With a smaller budget potentially on the horizon, Newsom also emphasized he plans to invest most of California’s surplus in one-time spending, instead of ongoing expenditures the state may not be able to meet if it doesn’t maintain the same cash flow.
“This is important, and I hope folks understand why we’re doing it,” Newsom said. “I look forward to working with the Legislature and their respective staff to discuss the imperative of caution, particularly at this moment.
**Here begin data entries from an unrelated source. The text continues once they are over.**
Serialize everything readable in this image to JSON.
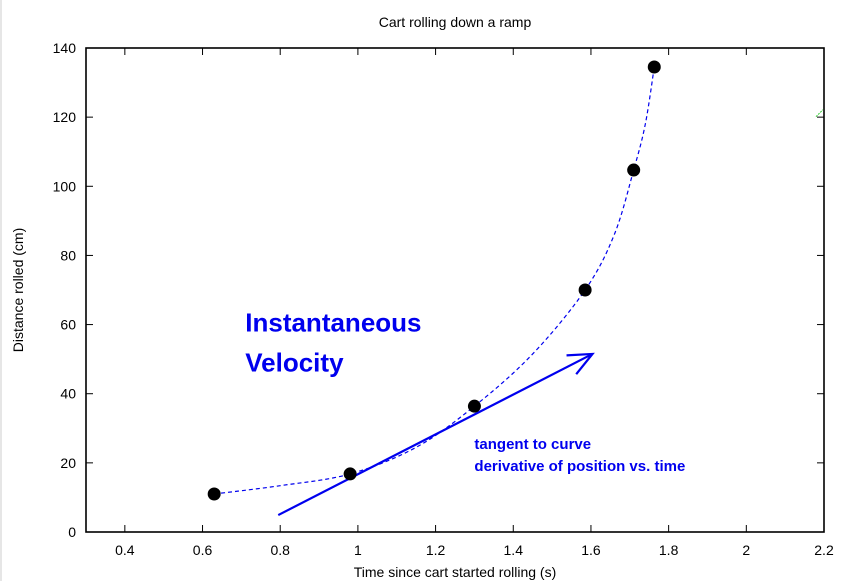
{
  "chart_data": {
    "type": "scatter",
    "title": "Cart rolling down a ramp",
    "xlabel": "Time since cart started rolling (s)",
    "ylabel": "Distance rolled (cm)",
    "xlim": [
      0.3,
      2.2
    ],
    "ylim": [
      0,
      140
    ],
    "xticks": [
      0.4,
      0.6,
      0.8,
      1,
      1.2,
      1.4,
      1.6,
      1.8,
      2,
      2.2
    ],
    "xtick_labels": [
      "0.4",
      "0.6",
      "0.8",
      "1",
      "1.2",
      "1.4",
      "1.6",
      "1.8",
      "2",
      "2.2"
    ],
    "yticks": [
      0,
      20,
      40,
      60,
      80,
      100,
      120,
      140
    ],
    "ytick_labels": [
      "0",
      "20",
      "40",
      "60",
      "80",
      "100",
      "120",
      "140"
    ],
    "grid": false,
    "series": [
      {
        "name": "measurements",
        "marker": "filled-circle",
        "color": "#000000",
        "x": [
          0.63,
          0.98,
          1.3,
          1.585,
          1.71,
          1.763
        ],
        "y": [
          11,
          16.8,
          36.4,
          70,
          104.7,
          134.5
        ]
      },
      {
        "name": "fit-curve",
        "style": "dashed",
        "color": "#0000ee",
        "x": [
          0.63,
          0.8,
          0.98,
          1.15,
          1.3,
          1.45,
          1.585,
          1.66,
          1.71,
          1.74,
          1.763
        ],
        "y": [
          11,
          13.4,
          16.8,
          24.5,
          36.4,
          51.5,
          70,
          86,
          104.7,
          118,
          134.5
        ]
      }
    ],
    "annotations": [
      {
        "type": "arrow",
        "name": "tangent-arrow",
        "color": "#0000ee",
        "from": [
          0.795,
          4.9
        ],
        "to": [
          1.604,
          51.5
        ]
      },
      {
        "type": "text",
        "name": "instantaneous-label",
        "lines": [
          "Instantaneous",
          "Velocity"
        ],
        "color": "#0000ee",
        "at": [
          0.71,
          58
        ]
      },
      {
        "type": "text",
        "name": "tangent-label",
        "lines": [
          "tangent to curve",
          "derivative of position vs. time"
        ],
        "color": "#0000ee",
        "at": [
          1.3,
          24
        ]
      }
    ],
    "stray_mark_color": "#33cc33"
  }
}
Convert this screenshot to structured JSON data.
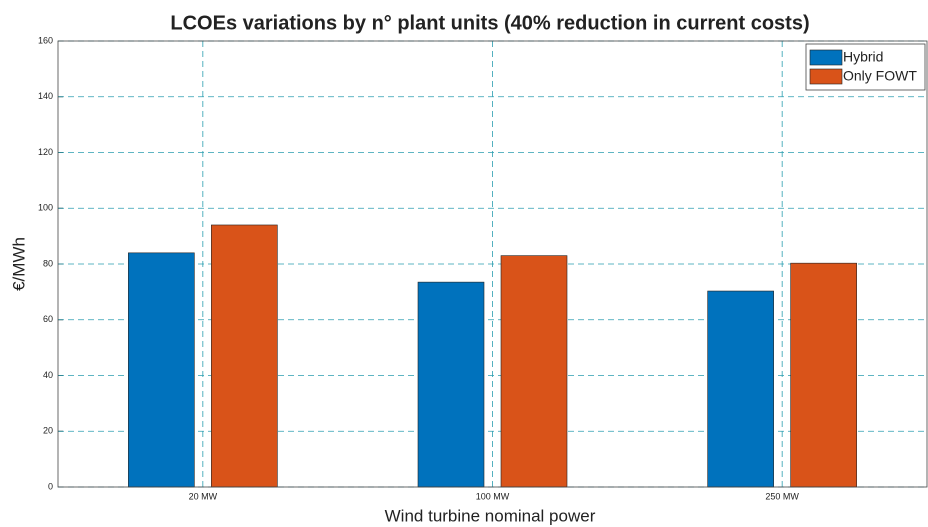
{
  "chart_data": {
    "type": "bar",
    "title": "LCOEs variations by n° plant units (40% reduction in current costs)",
    "xlabel": "Wind turbine nominal power",
    "ylabel": "€/MWh",
    "categories": [
      "20 MW",
      "100 MW",
      "250 MW"
    ],
    "series": [
      {
        "name": "Hybrid",
        "color": "#0072bd",
        "values": [
          84,
          73.5,
          70.3
        ]
      },
      {
        "name": "Only FOWT",
        "color": "#d95319",
        "values": [
          94,
          83,
          80.3
        ]
      }
    ],
    "ylim": [
      0,
      160
    ],
    "yticks": [
      0,
      20,
      40,
      60,
      80,
      100,
      120,
      140,
      160
    ],
    "grid": true,
    "legend": "upper right"
  }
}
And what more caution do we need in terms of evidence than the last two weeks, with the markets and the volatility and the bear markets that at least two of the three major indexes are currently in.”
Even so, Republican leaders weren’t convinced Newsom’s budget represents the best plan for California.
“With a $300 billion dollar budget, the fiscal cliff is coming, and Democrats are oblivious and arrogant, the California Republican Party said in a statement. “Thanks to radical regressive policies, Californians today pay more for nearly everything they buy, while rising homelessness, failing schools, raging wildfires and a devastating drought continue to get worse.”
“Democrats have taxed their way to a mind-boggling $97.5 billion dollar surplus, and today’s May Revise budget reveals that Gavin Newsom continues to believe in more spending instead of real solutions,” the GOP continued. “Newsom and the Democrats personify the definition of insanity — they keep making the same mistakes and expecting different results. We’re confident that voters this November won’t follow suit.”
Newsom’s original budget prioritized homeless aid, COVID-19 response and transportation, as well as funding to combat climate change, wildfires and drought.
The revised plan adds money to provide tax refunds for all California vehicle owners. Newsom plans to spend $11.5 billion to give drivers $400 per vehicle — capped at $800 — to help cope with high gasoline prices and inflation.
Last year, by contrast, the state sent $600 stimulus checks to most taxpayers regardless of whether they owned cars.
Legislative leaders have not been supportive of this approach, saying it won’t help needy Californians who aren’t vehicle owners.
“Senate Democrats do not believe a rebate tied to car ownership does the job,” said Senate President Pro Tem Toni Atkins, D-San Diego, in a statement on Thursday. “That plan leaves out non-car owners — including low income and elderly Californians, who are also impacted by the current high costs of consumer goods and are also deserving of relief.”